Viernes 15 de junio. Salimos temprano de Jerusalén en dirección al Mar Muerto. La carretera atraviesa un paisaje desértico e irreal, como el planeta Marte en la película de Schwarzenegger. Es el lugar más profundo de la Tierra, a 400 m. bajo el nivel del mar. Y es parte del Valle del Rift, la enorme falla geológica de la que ya hablé en otro post de viajes. Primera parada en el parque arqueológico de Masada, las ruinas del palacio-fortaleza que Herodes (el amigo de los niños) construyó en lo alto de una montaña de difícil acceso. El lugar se hizo famoso por la resistencia numantina de zelotes y sicarios, judíos sublevados contra Roma alrededor del año 70 de nuestra era. Y ahora es todo un símbolo patriótico para los israelíes, que se consideran herederos directos de aquellos héroes suicidas. Mucho calor. Muchos japoneses. Lo que más impresiona es el paisaje –y la extraña idea de edificar aquí un palacio.

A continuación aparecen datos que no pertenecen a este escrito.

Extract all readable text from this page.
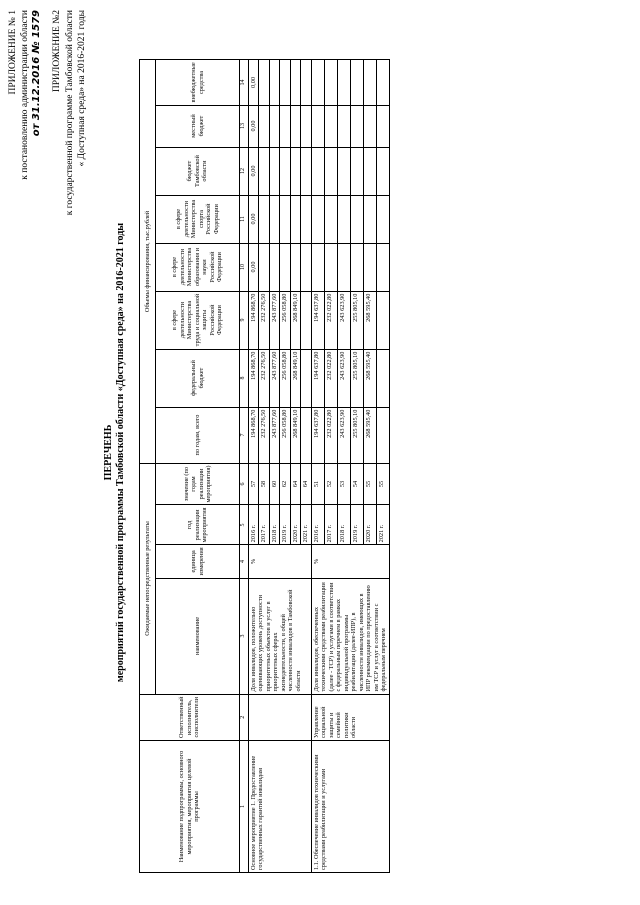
ПРИЛОЖЕНИЕ № 1 к постановлению администрации области от 31.12.2016 № 1579 ПРИЛОЖЕНИЕ №2 к государственной программе Тамбовской области « Доступная среда» на 2016-2021 годы
ПЕРЕЧЕНЬ мероприятий государственной программы Тамбовской области «Доступная среда» на 2016-2021 годы
Наименование подпрограммы, основного мероприятия, мероприятия целевой программы	Ответственный исполнитель, соисполнители	Ожидаемые непосредственные результаты				Объемы финансирования, тыс.рублей							
		наименование	единица измерения	год реализации мероприятия	значение (по годам реализации мероприятия)	по годам, всего	федеральный бюджет	в сфере деятельности Министерства труда и социальной защиты Российской Федерации	в сфере деятельности Министерства образования и науки Российской Федерации	в сфере деятельности Министерства спорта Российской Федерации	бюджет Тамбовской области	местный бюджет	внебюджетные средства
1	2	3	4	5	6	7	8	9	10	11	12	13	14
Основное мероприятие 1. Предоставление государственных гарантий инвалидам		Доля инвалидов, положительно оценивающих уровень доступности приоритетных объектов и услуг в приоритетных сферах жизнедеятельности, в общей численности инвалидов в Тамбовской области	%	2016 г.	57	194 868,70	194 868,70	194 868,70	0,00	0,00	0,00	0,00	0,00
				2017 г.	58	232 276,50	232 276,50	232 276,50					
				2018 г.	60	243 877,60	243 877,60	243 877,60					
				2019 г.	62	256 058,80	256 058,80	256 058,80					
				2020 г.	64	268 849,10	268 849,10	268 849,10					
				2021 г.	64								
1.1. Обеспечение инвалидов техническими средствами реабилитации и услугами	Управление социальной защиты и семейной политики области	Доля инвалидов, обеспеченных техническими средствами реабилитации (далее - ТСР) и услугами в соответствии с федеральным перечнем в рамках индивидуальной программы реабилитации (далее-ИПР), в численности инвалидов, имеющих в ИПР рекомендации по предоставлению им ТСР и услуг в соответствии с федеральным перечнем	%	2016 г.	51	194 637,80	194 637,80	194 637,80					
				2017 г.	52	232 022,80	232 022,80	232 022,80					
				2018 г.	53	243 623,90	243 623,90	243 623,90					
				2019 г.	54	255 805,10	255 805,10	255 805,10					
				2020 г.	55	268 595,40	268 595,40	268 595,40					
				2021 г.	55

Retrocedemos 18 km. por la misma carretera para darnos un baño en la playa de Ein Gedi. Aspecto decadente, sombrillas abandonadas. La playa es minúscula y de piedras. Un grupo de jubilados latinoamericanos hace olitas en la orilla. Bueno, hay que probarlo todo en esta vida, así que me unto con un kilo de crema solar factor 200 y me meto en el agua. Floto demasiado, de manera que se hace imposible nadar hacia delante. Como hace tanto calor, se me ocurre meter la cabeza dentro del agua. ¡En qué momento!. De pronto, me escuecen los ojos como si aquel líquido fuera lejía y no agua salada. Tengo fuego en la mirada. Los hispanos de la orilla se dan cuenta y me gritan que eso que acabo de hacer es una locura, que me duche corriendo con agua del grifo. Eso hago. Una segunda inmersión resulta más placentera, y me deja la piel tersa y suave cual culito de bebé.

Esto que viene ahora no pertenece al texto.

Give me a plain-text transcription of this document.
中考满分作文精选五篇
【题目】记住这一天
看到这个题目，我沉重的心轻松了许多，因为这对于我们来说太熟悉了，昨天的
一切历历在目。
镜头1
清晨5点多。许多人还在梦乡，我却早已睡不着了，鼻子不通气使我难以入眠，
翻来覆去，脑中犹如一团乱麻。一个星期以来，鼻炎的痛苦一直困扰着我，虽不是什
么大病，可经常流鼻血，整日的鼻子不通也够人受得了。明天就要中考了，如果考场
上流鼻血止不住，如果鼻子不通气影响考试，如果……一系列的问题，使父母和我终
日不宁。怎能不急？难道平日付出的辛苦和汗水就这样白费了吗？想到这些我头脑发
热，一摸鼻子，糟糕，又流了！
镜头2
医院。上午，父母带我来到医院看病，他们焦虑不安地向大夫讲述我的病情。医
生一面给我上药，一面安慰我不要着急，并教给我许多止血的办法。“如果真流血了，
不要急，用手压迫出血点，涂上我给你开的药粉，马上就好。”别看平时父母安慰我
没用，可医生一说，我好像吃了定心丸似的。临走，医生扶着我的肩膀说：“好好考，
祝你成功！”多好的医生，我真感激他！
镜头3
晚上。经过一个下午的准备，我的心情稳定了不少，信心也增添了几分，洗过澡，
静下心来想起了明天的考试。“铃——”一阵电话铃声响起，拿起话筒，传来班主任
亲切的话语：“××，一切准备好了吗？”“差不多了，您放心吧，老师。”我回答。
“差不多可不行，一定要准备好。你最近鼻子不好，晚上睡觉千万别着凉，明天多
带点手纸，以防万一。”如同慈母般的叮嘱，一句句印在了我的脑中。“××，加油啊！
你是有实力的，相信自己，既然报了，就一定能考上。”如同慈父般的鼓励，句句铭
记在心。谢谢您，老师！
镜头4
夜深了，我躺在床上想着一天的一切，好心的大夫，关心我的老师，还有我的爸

Comemos en el autoservicio de un chiringuito adjunto a la playa y seguimos viaje hacia Ein Bokek, un conjunto de hoteles y resorts playeros al borde del extremo sur del Mar Muerto. Edificios feos que recuerdan al Benidorm de los años setenta. No hay un pueblo, un sitio donde pasear. Llegamos a nuestro hotel y descansamos un rato. Es viernes por la tarde y por lo tanto está a punto de comenzar el Shabat.

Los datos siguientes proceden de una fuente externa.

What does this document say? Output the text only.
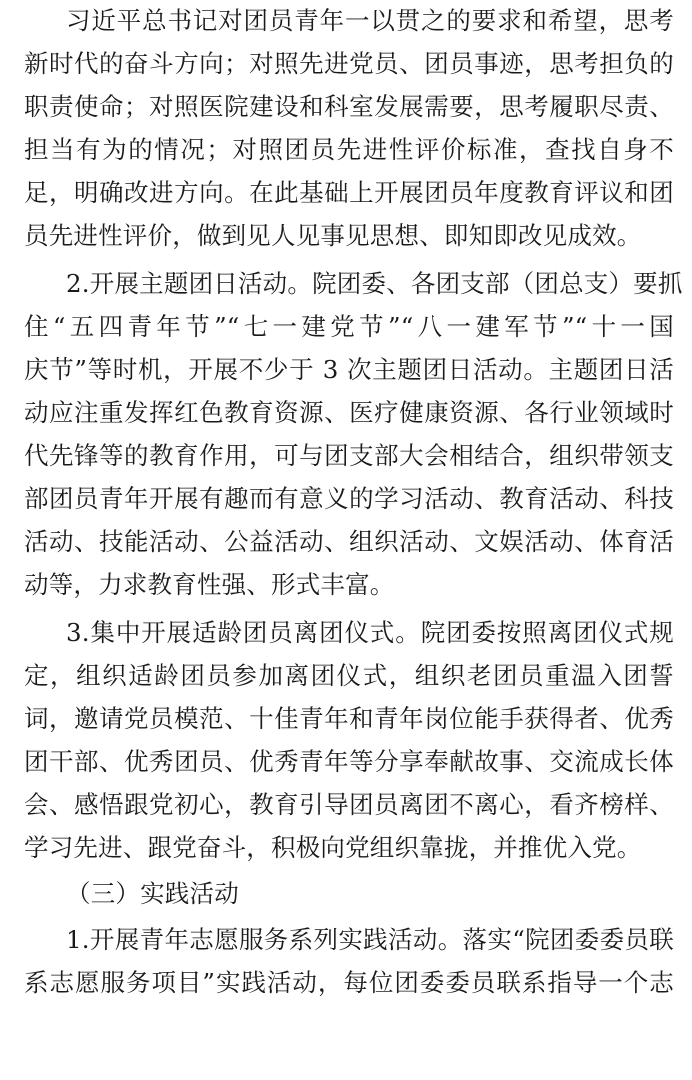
习近平总书记对团员青年一以贯之的要求和希望，思考

新时代的奋斗方向；对照先进党员、团员事迹，思考担负的

职责使命；对照医院建设和科室发展需要，思考履职尽责、

担当有为的情况；对照团员先进性评价标准，查找自身不

足，明确改进方向。在此基础上开展团员年度教育评议和团

员先进性评价，做到见人见事见思想、即知即改见成效。

2.开展主题团日活动。院团委、各团支部（团总支）要抓

住“五四青年节”“七一建党节”“八一建军节”“十一国

庆节”等时机，开展不少于 3 次主题团日活动。主题团日活

动应注重发挥红色教育资源、医疗健康资源、各行业领域时

代先锋等的教育作用，可与团支部大会相结合，组织带领支

部团员青年开展有趣而有意义的学习活动、教育活动、科技

活动、技能活动、公益活动、组织活动、文娱活动、体育活

动等，力求教育性强、形式丰富。

3.集中开展适龄团员离团仪式。院团委按照离团仪式规

定，组织适龄团员参加离团仪式，组织老团员重温入团誓

词，邀请党员模范、十佳青年和青年岗位能手获得者、优秀

团干部、优秀团员、优秀青年等分享奉献故事、交流成长体

会、感悟跟党初心，教育引导团员离团不离心，看齐榜样、

学习先进、跟党奋斗，积极向党组织靠拢，并推优入党。

（三）实践活动

1.开展青年志愿服务系列实践活动。落实“院团委委员联

系志愿服务项目”实践活动，每位团委委员联系指导一个志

El lugar y los turistas que lo ocupan –casi todos son inmigrantes de origen exsoviético- no parecen muy proclives a las prácticas piadosas, pero por si acaso reservamos una mesa en el restaurante del hotel y a las ocho y media estamos cenando. Cuando abren las puertas del comedor, una horda de turistas hambrientos se abalanza sobre el bufé. ¡Qué estrés de gente!.